In April 2024, Daigneault was named NBA Coach of the Year for the 2023–24 season. He joins Scott Brooks (2010) as the only Thunder coaches to win the award. Daigneault would go on to win the 2025 NBA Finals, his first NBA championship, in seven games over the Indiana Pacers.

==Coaching style==
Daigneault has been described as "open-minded, innovative, and unconventional" during his stint with the Thunder. During the Thunder's rebuild, Daigneault led the Thunder to multiple seasons ranking top-10 in defense. In the 2022–23 season, the Thunder were one of the best third quarter teams coming out of halftime due to Daigneault's in-game adjustments.

After the 2022–23 season, many Thunder players credited Daigneault's coaching and their relationship with him during the Thunder's annual exit interviews. Second-year guard Josh Giddey said Daigneault was the ideal coach, quoting "If I could build a coach, it's Mark [Daigneault]" while also calling him a smart coach. Dario Šarić, who was acquired at the trade deadline, said "[Daigneault] is the right coach for these young players" and that "some coaches get where they stick to it, [Daigneault] is open minded."

==Head coaching record==

===NBA===

| Team | Year | G | W | L | W–L% | Finish | PG | PW | PL | PW–L% | Result |
|---|---|---|---|---|---|---|---|---|---|---|---|
| Oklahoma City | 2020–21 | 72 | 22 | 50 | .306 | 5th in Northwest | — | — | — | — | Missed playoffs |
| Oklahoma City | 2021–22 | 82 | 24 | 58 | .293 | 5th in Northwest | — | — | — | — | Missed playoffs |
| Oklahoma City | 2022–23 | 82 | 40 | 42 | .488 | 3rd in Northwest | — | — | — | — | Missed playoffs |
| Oklahoma City | 2023–24 | 82 | 57 | 25 | .695 | 1st in Northwest | 10 | 6 | 4 | .600 | Lost in conference semifinals |
| Oklahoma City | 2024–25 | 82 | 68 | 14 | .829 | 1st in Northwest | 23 | 16 | 7 | .696 | Won NBA Championship |
| Oklahoma City | 2025–26 | 82 | 64 | 18 | .780 | 1st in Northwest | 15 | 11 | 4 | .733 | Lost in conference finals |
| Career |  | 482 | 275 | 207 | .571 |  | 48 | 33 | 15 | .688 |  |

===NBA G League===

| Team | Year | G | W | L | W–L% | Finish | PG | PW | PL | PW–L% | Result |
|---|---|---|---|---|---|---|---|---|---|---|---|
| Oklahoma City | 2014–15 | 50 | 28 | 22 | .560 | 4th in West | 2 | 0 | 2 | .000 | Lost in First Round |
| Oklahoma City | 2015–16 | 50 | 19 | 31 | .380 | 8th in West | — | — | — | — | Missed playoffs |
| Oklahoma City | 2016–17 | 50 | 34 | 16 | .680 | 1st in West | 6 | 3 | 3 | .500 | Lost in Conference Finals |
| Oklahoma City | 2017–18 | 50 | 28 | 22 | .560 | 3rd in West | 1 | 0 | 1 | .000 | Lost in First Round |
| Oklahoma City | 2018–19 | 50 | 34 | 16 | .680 | 3rd in West | 2 | 1 | 1 | .500 | Lost in Conference Semifinal |
| Career |  | 250 | 143 | 107 | .572 |  | 11 | 4 | 7 | .364 |  |

==Personal life==
Daigneault's father, Rick, is a 1980 graduate of the College of the Holy Cross, and was a member of the Crusader baseball team.
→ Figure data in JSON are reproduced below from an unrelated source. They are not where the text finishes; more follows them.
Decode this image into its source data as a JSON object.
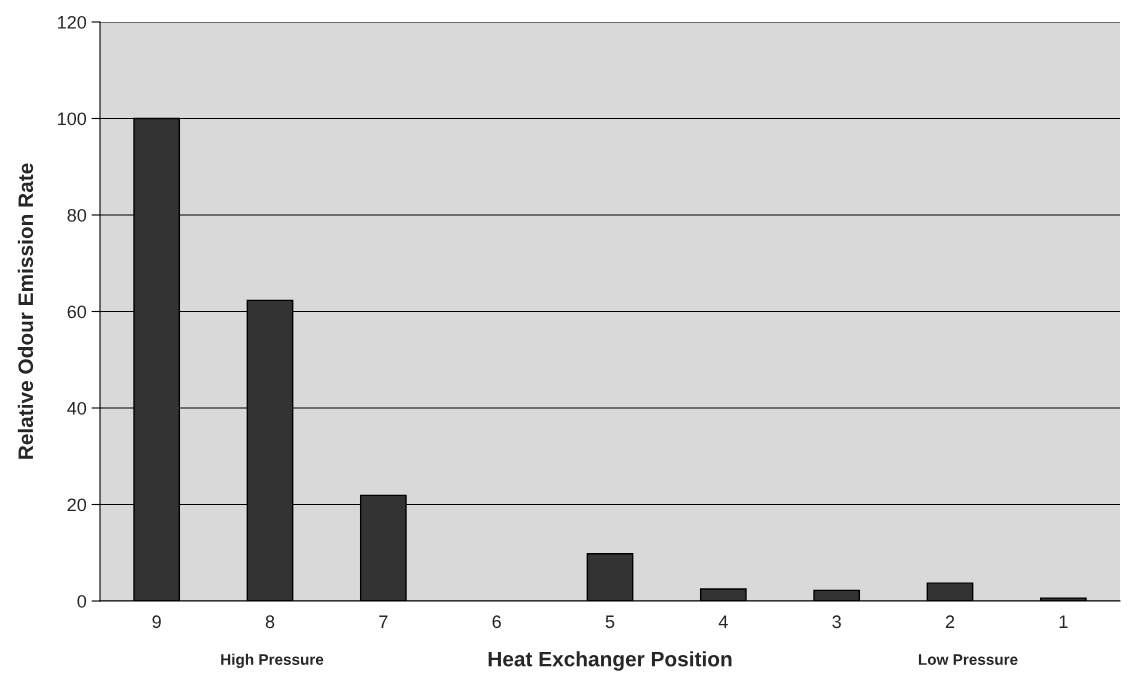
{
  "chart_data": {
    "type": "bar",
    "xlabel": "Heat Exchanger Position",
    "ylabel": "Relative Odour Emission Rate",
    "categories": [
      "9",
      "8",
      "7",
      "6",
      "5",
      "4",
      "3",
      "2",
      "1"
    ],
    "values": [
      100,
      62.3,
      21.9,
      0,
      9.8,
      2.5,
      2.2,
      3.7,
      0.6
    ],
    "color": "#333333",
    "ylim": [
      0,
      120
    ],
    "yticks": [
      0,
      20,
      40,
      60,
      80,
      100,
      120
    ],
    "grid": "y",
    "legend": false,
    "annotations": [
      "High Pressure",
      "Low Pressure"
    ]
  }
}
Daigneault's wife, Ashley Kerr, whom he married in 2019, is a women's gymnastics assistant coach at the University of Oklahoma. They have since had two children together, born in 2021 and 2023.

As a child, Daigneault attended former NBA assistant coach Mark Osowski's youth basketball camp and later helped run the camp following Osowski's death. Daigneault credits Osowski's influence and experience working with him to the possibility of becoming an NBA coach. Daigneault was also steered into enrolling at the University of Connecticut by his former high school basketball coach Steve Dubzinski. Dubzinski helped Daigneault receive his first experience in college basketball as a student manager for the Huskies.